- Born: 6 December 1915 Bangkok, Siam (now Thailand)
- Died: 7 February 2017 (aged 101) Bangkok, Thailand
- Citizenship: Thai
- Education: Bethaburi School of Teacher Training, Chulalongkorn University
- Occupations: Editor, Feminist
- Known for: Public service

= Nilawan Pintong =

Thai feminist

Khun Nilawan Pintong (Thai: นิลวรรณ ปิ่นทอง; 6 December 1915 – 7 February 2017) was a Thai feminist whose efforts toward the development of women's rights in Thailand earned her the title Steel Lotus Blossom. She is best known as the founder of the Ounakorn Center and Satree Sarn Magazine, Thailand's first women's magazine which aimed to inspire women to have active participation in community affairs. In 1961, she is also the first Thai recipient of the Ramon Magsaysay Award for Public Service. The award was given for her role in giving "Thai women a new and creative role in nation-building." The award included $10,000, a gold medal and a certificate given to her and the other recipients.

==Early life and education==
Khun Nilawan was born on 6 December 1915 in Bangkok. She owes her Buddhist education to her father who became a monk after Nilawan's mother died. Having been educated in the spirit of charity and service since young, Nilawan pursued her dream of being a teacher and earned her certificate from the Bethaburi School of Teacher Training in Bangkok. In 1936, she obtained her Bachelor of Arts degree in Modern Languages (English and French) with First Honors in English from Chulalongkorn University.

==Career and legacy==
Khun Nilawan taught for a year at a secondary school under the Ministry of Education, after which she became chief of the Official Publications Section, and later chief of the Foreign Press Section, both under the Department of Foreign Affairs. It was during this time when, exposed to Western notions of human freedom, she realized the importance of education for the limitless self-fulfillment of an individual, in contrast to the traditional role women played in society; confined within the domestic sphere with no involvement in civic and community affairs.

Despite the lack of funds, Nilawan founded the fortnightly magazine Satree Sarn Magazine in 1947 with the help of three friends. The magazine was targeted at women and its contents ranged from fashion and crafts to art and literature. In just a span of three years, it became Thailand's most widely read magazine until its last publication in 1996 due to financial problems.

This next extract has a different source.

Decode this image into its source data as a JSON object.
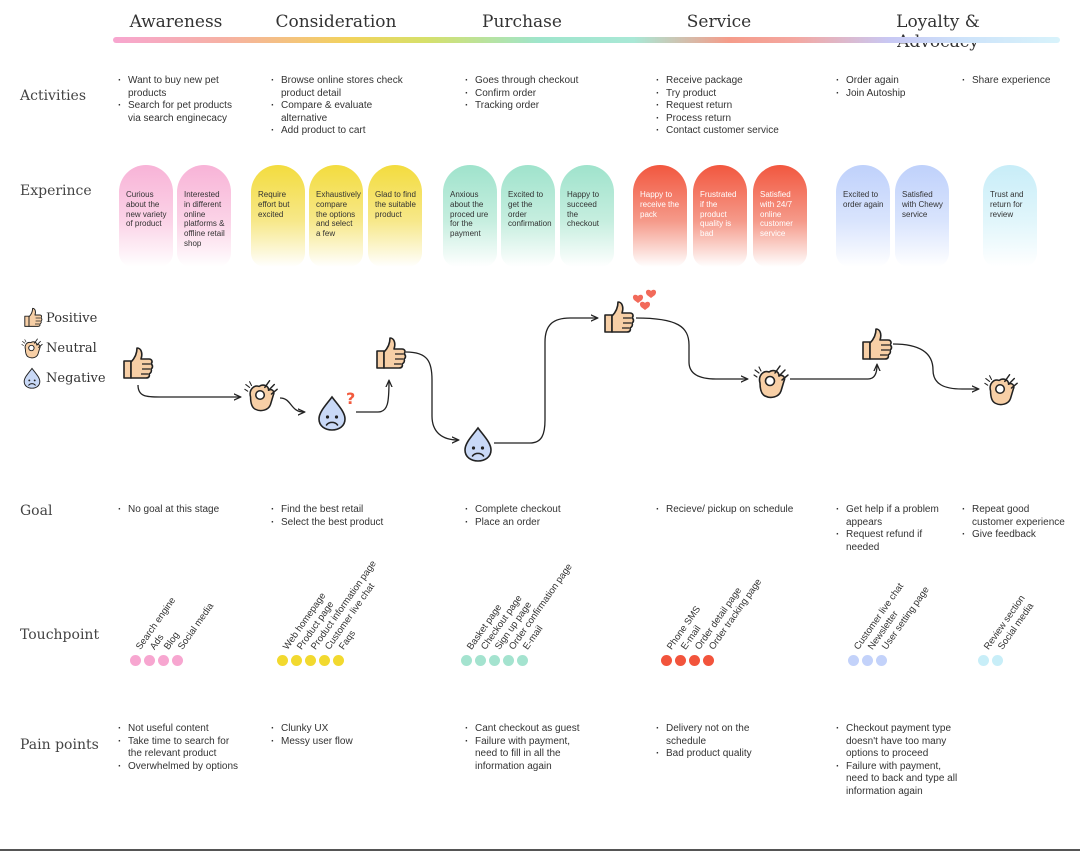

Her publishing venture flourished with the founding of Daroon Sarn (Youth's Magazine), a weekly for adolescents and young adults, and Sapdha Sarn, a weekly newsmagazine containing in-depth significant news. Alongside Daroon Sarn, Khun Nilawan launched the Preeya Club for children which organized arts and crafts classes and other children's activities. Aside from these, she also ventured into other projects like a translation services and a weekly radio program, while collaborating with the Thai Library Association to raise the standards of library work in Thailand. She was also the Society of Printing president for a time.

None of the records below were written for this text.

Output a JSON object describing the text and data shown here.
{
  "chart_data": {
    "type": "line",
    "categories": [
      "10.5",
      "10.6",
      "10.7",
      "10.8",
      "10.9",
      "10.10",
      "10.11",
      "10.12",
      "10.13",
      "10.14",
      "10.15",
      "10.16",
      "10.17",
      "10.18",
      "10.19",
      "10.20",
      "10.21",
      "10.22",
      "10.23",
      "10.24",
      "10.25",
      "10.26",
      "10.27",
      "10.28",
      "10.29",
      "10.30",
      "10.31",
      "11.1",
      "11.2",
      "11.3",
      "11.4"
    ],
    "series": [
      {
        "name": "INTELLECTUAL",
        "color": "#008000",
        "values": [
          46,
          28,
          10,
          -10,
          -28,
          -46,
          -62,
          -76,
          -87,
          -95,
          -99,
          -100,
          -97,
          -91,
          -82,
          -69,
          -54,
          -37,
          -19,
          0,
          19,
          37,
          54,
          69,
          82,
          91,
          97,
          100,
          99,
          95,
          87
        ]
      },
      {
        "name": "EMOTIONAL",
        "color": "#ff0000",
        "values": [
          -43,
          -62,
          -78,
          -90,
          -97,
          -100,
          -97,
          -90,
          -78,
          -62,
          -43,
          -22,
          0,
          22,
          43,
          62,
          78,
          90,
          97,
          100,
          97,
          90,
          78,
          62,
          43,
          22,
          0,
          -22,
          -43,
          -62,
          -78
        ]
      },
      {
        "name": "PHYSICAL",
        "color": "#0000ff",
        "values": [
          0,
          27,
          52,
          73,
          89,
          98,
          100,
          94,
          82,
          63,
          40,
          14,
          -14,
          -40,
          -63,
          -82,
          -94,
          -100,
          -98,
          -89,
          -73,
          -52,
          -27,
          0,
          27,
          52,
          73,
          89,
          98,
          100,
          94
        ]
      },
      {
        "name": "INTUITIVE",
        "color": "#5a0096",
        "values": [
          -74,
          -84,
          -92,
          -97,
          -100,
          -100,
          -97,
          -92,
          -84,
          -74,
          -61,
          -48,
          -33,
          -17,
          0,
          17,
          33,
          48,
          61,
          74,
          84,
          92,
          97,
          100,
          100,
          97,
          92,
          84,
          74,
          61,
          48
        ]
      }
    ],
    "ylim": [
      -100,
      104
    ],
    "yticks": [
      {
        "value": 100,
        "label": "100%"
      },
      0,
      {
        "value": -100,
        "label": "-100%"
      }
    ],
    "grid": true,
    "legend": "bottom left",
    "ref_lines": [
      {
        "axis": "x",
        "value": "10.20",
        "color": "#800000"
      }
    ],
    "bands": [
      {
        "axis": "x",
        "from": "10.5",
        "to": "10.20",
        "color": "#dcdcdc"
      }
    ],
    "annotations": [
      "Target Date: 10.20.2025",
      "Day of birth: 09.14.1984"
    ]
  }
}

Among her various positions were president and secretary of the PEN Center of Thailand; executive secretary of the Thai Foundation for Journalism Education; member of the National Council on Education, chairperson of the Executive Committee on the National Council of Women of Thailand; member of the Thai Merchants Association; vice president of the Pan Pacific and Southeast Asia Women's Association. To provide a home for various homeless NGOs, she founded and directed the Ounakorn Center which also served as a home to foreign visitors in related fields.

Pintong died on 7 February 2017, aged 101.